Description
The Safe Delivery App is a smartphone application developed by Maternity Foundation, that offers skilled birth attendants with instant access to evidence-based and up-to-date clinical guidelines to provide safer births for mothers and newborns, everywhere.
Context
Despite progress, maternal and child mortality remains unacceptably high, especially in sub-Saharan Africa and southern Asia. Skilled care before, during and after childbirth can save the lives of women and newborns. In 2016, Maternity Foundation, Danish Red Cross and Guinea Red Cross introduced the Safe Delivery App in Guinea to contribute to reducing the high maternal mortality rates and the severe lack of access to quality health services and trained health professionals, especially in rural areas. The SDA was thereafter also introduced in Red Cross projects in Myanmar to contribute to improving maternal and child health.
With the outbreak of Covid-19, activities had to be adapted and strengthened to prevent Covid-19 transmission and respond to new fears and threats from the pandemic rising among health care workers, pregnant and breastfeeding women. Here, the SDA app was found very useful, as a Covid-19 module was quickly developed and made available via the App which made it possible to access and share relevant and evidence-based information on Covid-19 prevention for safe deliveries, breastfeeding and vertical transmission.
Technical details & Operations
The Safe Delivery App (SDA) is a smartphone application that provides skilled birth attendants with direct and instant access to evidence-based and up-to-date clinical guidelines on how to assist deliveries and handle most common childbirth emergencies. The App leverages the growing ubiquitous of mobile phones to provide life-saving information and guidance through easy-to-understand animated instruction videos, action cards, and drug lists. Thus, it can equip birth attendants even in the most remote areas with a powerful on-the-job reference tool. It is a free mobile application that guides health workers in how to handle the most common childbirth emergencies – straight from their phones or tablets. In April 2020, Maternity Foundation launched a Covid-19 module to the app with key information, animated video instructions, check lists and guided training to limit the spread of Covid-19, including information on infection prevention, breastfeeding and vertical transmission.
Deployment & Impact
In 2016, Danish Red Cross teamed up with Maternity Foundation for the first time to introduce the Safe Delivery App (SDA) as part of a Reproductive Health project in Guinea with the aim to improve maternal and child health, and reproductive health and rights among rural communities. Here, training was provided to 51 health staff covering 24 health facilities. Likewise, in 2018, the SDA was introduced in Myanmar in close collaboration with the Ministry of Health and Sports. It was introduced in two rural health centers as part of a Reproductive, Maternal, Newborn, and Child Health (RMNCH) project with the aim to strengthen the health systems capacity to deliver quality RMNCH services. Here, training was provided to 61 health care workers.

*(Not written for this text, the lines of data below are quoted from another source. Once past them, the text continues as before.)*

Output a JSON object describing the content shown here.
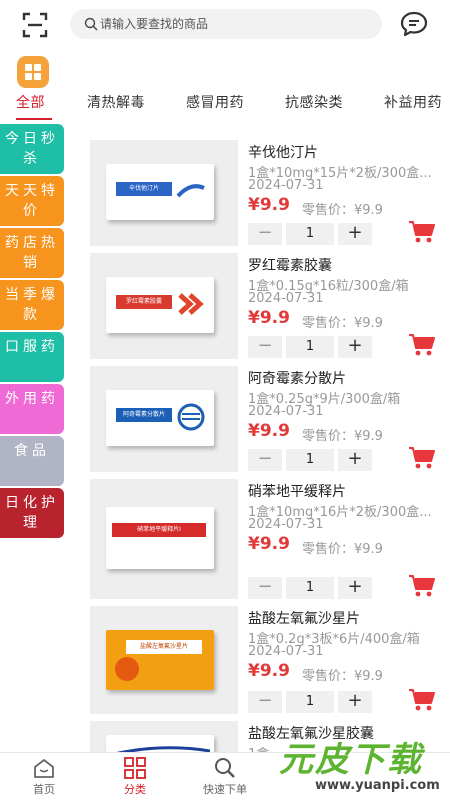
{
  "search": {
    "placeholder": "请输入要查找的商品"
  },
  "tabs": [
    {
      "label": "全部",
      "active": true
    },
    {
      "label": "清热解毒"
    },
    {
      "label": "感冒用药"
    },
    {
      "label": "抗感染类"
    },
    {
      "label": "补益用药"
    }
  ],
  "sidemenu": [
    {
      "label": "今日秒杀",
      "color": "#1fbfa7"
    },
    {
      "label": "天天特价",
      "color": "#f7941d"
    },
    {
      "label": "药店热销",
      "color": "#f7941d"
    },
    {
      "label": "当季爆款",
      "color": "#f7941d"
    },
    {
      "label": "口服药",
      "color": "#1fbfa7"
    },
    {
      "label": "外用药",
      "color": "#f06ad6"
    },
    {
      "label": "食品",
      "color": "#b0b4c4"
    },
    {
      "label": "日化护理",
      "color": "#b8232e"
    }
  ],
  "products": [
    {
      "name": "辛伐他汀片",
      "spec": "1盒*10mg*15片*2板/300盒...",
      "date": "2024-07-31",
      "price": "¥9.9",
      "retail": "零售价：¥9.9",
      "qty": "1",
      "box_label": "辛伐他汀片",
      "box_color": "#2a64c5"
    },
    {
      "name": "罗红霉素胶囊",
      "spec": "1盒*0.15g*16粒/300盒/箱",
      "date": "2024-07-31",
      "price": "¥9.9",
      "retail": "零售价：¥9.9",
      "qty": "1",
      "box_label": "罗红霉素胶囊",
      "box_color": "#d93a2e"
    },
    {
      "name": "阿奇霉素分散片",
      "spec": "1盒*0.25g*9片/300盒/箱",
      "date": "2024-07-31",
      "price": "¥9.9",
      "retail": "零售价：¥9.9",
      "qty": "1",
      "box_label": "阿奇霉素分散片",
      "box_color": "#1c5fb6"
    },
    {
      "name": "硝苯地平缓释片",
      "spec": "1盒*10mg*16片*2板/300盒...",
      "date": "2024-07-31",
      "price": "¥9.9",
      "retail": "零售价：¥9.9",
      "qty": "1",
      "box_label": "硝苯地平缓释片Ⅰ",
      "box_color": "#d62b2b"
    },
    {
      "name": "盐酸左氧氟沙星片",
      "spec": "1盒*0.2g*3板*6片/400盒/箱",
      "date": "2024-07-31",
      "price": "¥9.9",
      "retail": "零售价：¥9.9",
      "qty": "1",
      "box_label": "盐酸左氧氟沙星片",
      "box_color": "#f2a012"
    },
    {
      "name": "盐酸左氧氟沙星胶囊",
      "spec": "1盒",
      "date": "",
      "price": "",
      "retail": "",
      "qty": "",
      "box_label": "",
      "box_color": "#1c3f9a"
    }
  ],
  "bottomnav": [
    {
      "label": "首页",
      "icon": "home-icon"
    },
    {
      "label": "分类",
      "icon": "category-icon",
      "active": true
    },
    {
      "label": "快速下单",
      "icon": "search-icon"
    }
  ],
  "watermark": {
    "brand": "元皮下载",
    "url": "www.yuanpi.com"
  },
  "colors": {
    "accent": "#d4202a",
    "price": "#e23a3a",
    "cart": "#e8373a",
    "grid_button": "#f6a23a"
  }
}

Furthermore, in May 2020, Maternity Foundation reached out to Danish Red Cross to announce the availability of a new Covid-19 module of the SDA and offered their support to train trainers remotely on how to use the Covid-19 module. This was an opportunity to increase the resilience of health care workers facing an eventual outbreak of Covid-19 in their localities, by allowing them to be better prepared by knowing how to prevent and control Covid-19 infections.
The evaluation of the project in Guinea showed that the Basic Emergency Obstetric and Newborn Care training, provision of new medical equipment, and using the SDA improved the quality of care provided at health facility level, contributed to a decrease in referrals and an improvement of the timeliness of necessary referrals, and had a positive impact on professional motivation on the job.
In Myanmar, there was a solid uptake of the app and a good geospatial distribution. The end-line report from the project in Myanmar showed that the app provided support and clinical guidance to health workers in various situations. The health care workers used the app frequently and there was an average improvement of 24% in the knowledge levels from baseline to end-line, an increase in overall confidence levels and a feeling of becoming better at their jobs.
Common for both projects are that the SDA was mainly used by health care workers to revise and strengthen their knowledge and that it afterwards was perceived by those health care workers as useful to do exactly that. Furthermore, in both countries the app was found to be user-friendly and had context appropriate content.